Understanding why “100000” and 100000 are not equal… and a deep dive into the factor logic of RLang.


Why was I even working with RLang? That’s a good question! The data scientists that I worked with were all quite familiar with the language and were quite happy with the performance of a particular ML algorithm implementation in RLang.


In most model training environments you will have data which will need to be transformed into factors. What does this mean? For categorical data types to help the model capture the differences in features correctly they are assigned a factor - all of them being on the same order of magnitude, and having a few other characteristics, such as improving data storage required.

In our case we had a big data frame with a few columns that contain categorical data, such as day-of-week, month and a zone_id column, which we want to transform into factors.

df <- data.table(
  dow = c("Mon", "Tue", "Mon", "Fri"),
  zone = c(100, 100, 101, 200),
  x = 1:4

Transforming dow into a factor we would have to do the following:

df$dow_factor <- factor(df$dow, levels=unique(df$dow))

This works fine for character or string data types, however, when you want to transform zone_id into a factor, well…

Let the fun begin!

In our particular case, we wanted to include a fallback value of 0 in our levels. So our transformation code would be:

df$zone_factor <- factor(df$zone, levels=c(0, unique(df$zone)))

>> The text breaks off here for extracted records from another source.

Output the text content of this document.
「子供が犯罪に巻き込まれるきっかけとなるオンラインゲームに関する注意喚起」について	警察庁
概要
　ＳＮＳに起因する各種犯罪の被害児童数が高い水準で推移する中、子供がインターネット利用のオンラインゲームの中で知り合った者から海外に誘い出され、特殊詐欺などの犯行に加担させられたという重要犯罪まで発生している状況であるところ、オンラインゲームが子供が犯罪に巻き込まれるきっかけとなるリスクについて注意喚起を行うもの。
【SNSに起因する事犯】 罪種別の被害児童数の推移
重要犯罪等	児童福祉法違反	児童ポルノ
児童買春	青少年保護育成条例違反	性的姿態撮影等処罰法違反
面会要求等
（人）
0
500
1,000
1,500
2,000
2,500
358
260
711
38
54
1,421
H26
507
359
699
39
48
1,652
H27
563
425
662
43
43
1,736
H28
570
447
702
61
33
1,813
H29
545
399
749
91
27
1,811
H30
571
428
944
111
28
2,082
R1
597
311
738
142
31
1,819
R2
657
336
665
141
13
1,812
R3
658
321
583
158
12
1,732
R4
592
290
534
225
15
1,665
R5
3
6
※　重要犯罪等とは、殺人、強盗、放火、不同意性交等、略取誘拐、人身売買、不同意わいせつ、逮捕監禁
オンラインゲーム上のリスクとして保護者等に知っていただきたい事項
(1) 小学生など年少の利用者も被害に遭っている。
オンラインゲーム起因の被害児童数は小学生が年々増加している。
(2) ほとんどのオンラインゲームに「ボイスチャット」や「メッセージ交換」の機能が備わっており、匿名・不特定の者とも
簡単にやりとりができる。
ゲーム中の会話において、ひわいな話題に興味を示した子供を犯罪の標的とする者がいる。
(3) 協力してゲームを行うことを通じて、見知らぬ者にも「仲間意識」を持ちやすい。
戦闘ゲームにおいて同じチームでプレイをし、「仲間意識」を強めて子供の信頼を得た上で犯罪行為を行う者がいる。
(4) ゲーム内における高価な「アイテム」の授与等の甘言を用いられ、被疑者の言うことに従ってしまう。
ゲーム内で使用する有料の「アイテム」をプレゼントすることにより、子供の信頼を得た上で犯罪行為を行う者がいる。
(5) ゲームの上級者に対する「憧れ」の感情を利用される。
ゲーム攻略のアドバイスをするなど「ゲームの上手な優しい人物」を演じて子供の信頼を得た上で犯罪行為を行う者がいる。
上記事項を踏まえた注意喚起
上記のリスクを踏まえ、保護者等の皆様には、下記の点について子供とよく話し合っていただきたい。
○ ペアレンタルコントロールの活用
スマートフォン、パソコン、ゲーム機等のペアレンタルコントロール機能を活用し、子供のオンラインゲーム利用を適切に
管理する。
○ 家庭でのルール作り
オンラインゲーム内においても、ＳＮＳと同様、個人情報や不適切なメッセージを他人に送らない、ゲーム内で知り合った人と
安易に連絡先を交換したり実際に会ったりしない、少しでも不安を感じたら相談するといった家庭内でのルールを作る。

This would seem like perfectly fine code that should work - to the untrained eye. From here on I will go very deep into the inner workings of how factor and data types work in this particular case - if you just want to see the TL;DR - browse to the end.

In R when you type 0 in your code you don’t get a value of type integer rather you get a numerical. Why is this problematic? Because, under the hood, deep in the C code that transforms numerical into string there’s something which does not correctly transforms them back to string. This means that match("100000", 100000L) == TRUE, because the 2nd value is now an integer which gets correctly transformed back into a string.

How we stumbled into this

However, little did we know thatclass(0) == numerical, class(unique(df$zone)) == integer, however calling c will cast all of the following values to the type of the first value in the list; meaning that class(c(0, unique(x))) == numerical. Under the hood factor calls match to find the value in the levels that matches the current array element. factor has some code that eventually ends up transforming the current array element into a character data type (by calling as.character).

This means we were now in a position where we were calling match(<character>, <numerical>), and this is how we found out that is.na(match("100000", 100000)) == TRUE, meaning no match.

Lesson learnt

Do not use factor(<type>, levels=<other_type>) or match(<type>, <other_type>) and strive to use factor(<character>, levels=<character>) or R somehow find a way to change your data types into character, but not do this consistently and you’ll end up in a similar debugging nightmare.

Code to exemplify the issue with match:

> is.na(match("100000", 100000))
[1] TRUE
> is.na(match("100001", 100001))
> is.na(match("100000", 100000L))

First two comparisons is between character and numeric - and no match is found, whilst the 3rd comparison is between character and integer and a match is found. I have not tested this extensively but I found that all multiples of 100k are facing this problem…

I’m sure someone braver than me will dive deeper and understand this problem!